Abstract
Last year, the American College of Medical Genetics and Genomics (ACMG) created a stir by issuing its recommendations for reporting incidental findings in clinical genome or exome sequencing. According to these recommendations, a critical subset of genes needs to be scrutinized whenever genome or exome sequencing is performed, and that clinicians should communicate all the findings to patients, whether or not they concern genes that were originally thought to be of interest.
The original guidelines also included an “opt out” provision for patients. That is, the ACMG said that after testing, patients should have the opportunity to opt out of the analysis of medically actionable genes. Now, with its updated recommendations, the ACMG says that the opt-out discussion should occur before testing.
“This update to our recommendations moves the opt-out discussion to the point where the sample is sent rather than at the time when results are received by the ordering clinician, as was originally recommended,” explained Gail Herman, M.D., Ph.D., FACMG, president of the American College of Medical Genetics and Genomics. According to the revised guidelines, the opt-out option and its implications should be part of the general education and informed consent process undertaken by the ordering clinician prior to ordering the test.
Other aspects of the original recommendations remain in place. For example, the ACMG continues to call for testing 56 genes for pathogenic mutations. The ACMG adds, however, that the precise list of genes that should be routinely and fully analyzed (and reported) will gradually evolve. According to the ACMG, a special committee has been set up by the ACMG board to address the specific process by which genes are considered for inclusion on the list.
The exact number of genes is not, however, the main source of controversy. After the ACMG's original recommendations were issued, critics asserted that they embodied a bundling concept. That is, patients, clinicians, and laboratories were being asked to accept the idea that if genomic testing were to be done at all, a certain minimum number of genes would have to be assessed. This idea, some critics charged, could even blur the meaning of the phrase “incidental finding.”
In response, the ACMG has at least demonstrated that it is open to criticism. For example, the organization's official journal, Genetics in Medicine, has run articles with challenging titles such as “ACMG recommendations on incidental findings are flawed scientifically and ethically” and “Paternalism and the ACMG recommendations on genomic incidental findings: Patients seen but not heard.”
Also, in the press release that accompanied the new guidelines, the ACMG indicated that its board was sensitive to the views of its members: “The positions … regarding the issues raised by the recommendations have been assessed through a variety of mechanisms, including direct feedback, participation by board members in numerous forums exploring these issues, informal conversations, published articles, commentaries and, most recently, through an extensive member survey.”
Preliminary survey results were presented at the ACMG business meeting at the 2014 ACMG Annual Clinical Genetics Meeting in Nashville on Thursday, March 27. When GEN asked for details of the survey results, the ACMG said, “We need to complete further analyses of the data and plan to publish a summary in Genetics in Medicine in 2014.”

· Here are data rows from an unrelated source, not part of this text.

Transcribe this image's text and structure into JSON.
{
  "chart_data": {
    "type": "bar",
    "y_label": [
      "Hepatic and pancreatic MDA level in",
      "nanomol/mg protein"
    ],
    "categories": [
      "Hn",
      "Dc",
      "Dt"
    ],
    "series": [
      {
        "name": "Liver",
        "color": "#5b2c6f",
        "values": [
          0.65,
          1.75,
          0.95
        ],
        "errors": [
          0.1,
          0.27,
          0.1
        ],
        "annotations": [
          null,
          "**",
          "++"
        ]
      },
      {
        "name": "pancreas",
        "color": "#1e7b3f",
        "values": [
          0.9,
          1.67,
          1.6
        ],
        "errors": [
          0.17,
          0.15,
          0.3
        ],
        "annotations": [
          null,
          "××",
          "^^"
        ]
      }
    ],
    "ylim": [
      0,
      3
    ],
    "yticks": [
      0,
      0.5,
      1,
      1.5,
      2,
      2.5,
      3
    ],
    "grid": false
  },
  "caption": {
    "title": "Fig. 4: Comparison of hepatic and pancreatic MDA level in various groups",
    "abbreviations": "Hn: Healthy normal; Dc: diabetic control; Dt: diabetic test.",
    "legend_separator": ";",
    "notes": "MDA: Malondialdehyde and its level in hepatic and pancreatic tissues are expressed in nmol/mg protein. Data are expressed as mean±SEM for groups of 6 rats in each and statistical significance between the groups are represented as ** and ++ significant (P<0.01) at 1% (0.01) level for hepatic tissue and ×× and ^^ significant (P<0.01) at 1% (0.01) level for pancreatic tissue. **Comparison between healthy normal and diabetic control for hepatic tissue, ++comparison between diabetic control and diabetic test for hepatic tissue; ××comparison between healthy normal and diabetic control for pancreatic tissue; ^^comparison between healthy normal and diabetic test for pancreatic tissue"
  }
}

When asked if laboratories have been following the ACMG's recommendations, the organization responded that it does not formally track such activities. Nonetheless, by means of informal exchanges at the 2014 ACMG meeting and other venues, the ACMG gathers that most laboratories (about 90%) offer an opt-out option already. Also, it appears that more than 90% of patients undergoing clinical exome or genome sequencing have elected to have incidental results returned (that is, not opt out) when offered a choice.
A notable exception is the clinical sequencing laboratory at the Baylor College of Medicine. According to the ACMG, the lab has not yet offered patients a way to opt-out of the 56 genes in its consent procedure. Moreover, the lab will return data for selected additional genes/disorders. (Last October, in the New England Journal of Medicine, Baylor reported that it had provided a diagnosis to 25% of the first 250 such patients with suspected genetic diseases referred to its whole-genome laboratory.)
Despite the potential for continued controversy, the ACMG seems optimistic that a workable consensus can be reached. Last year, in a summary of ACMG practice guidelines published in Genetics in Medicine, the authors wrote: “As always, the diagnostic community will collectively benefit by discussing the newest and most pressing NGS issues together. This will require an ongoing dialogue among those already engaged in this pursuit, those determining how to become involved in this new paradigm of molecular testing, and those who will be responsible for ordering and communicating NGS results to patients.”
More recently, with the release of its updated guidelines, Dr. Gail Herman added, “The vibrancy of the debate is a testament to the importance and relevance of our field to the lives of our patients. There remain many complex issues to be addressed regarding the implementation of genome-scale sequencing in clinical care and we plan to keep having dialogue. It was our understanding from the beginning and was stated in the recommendations that they would evolve over time. The ACMG is committed to working to ensure that promising new technologies are used now and in the future for the benefit of our patients and their families.”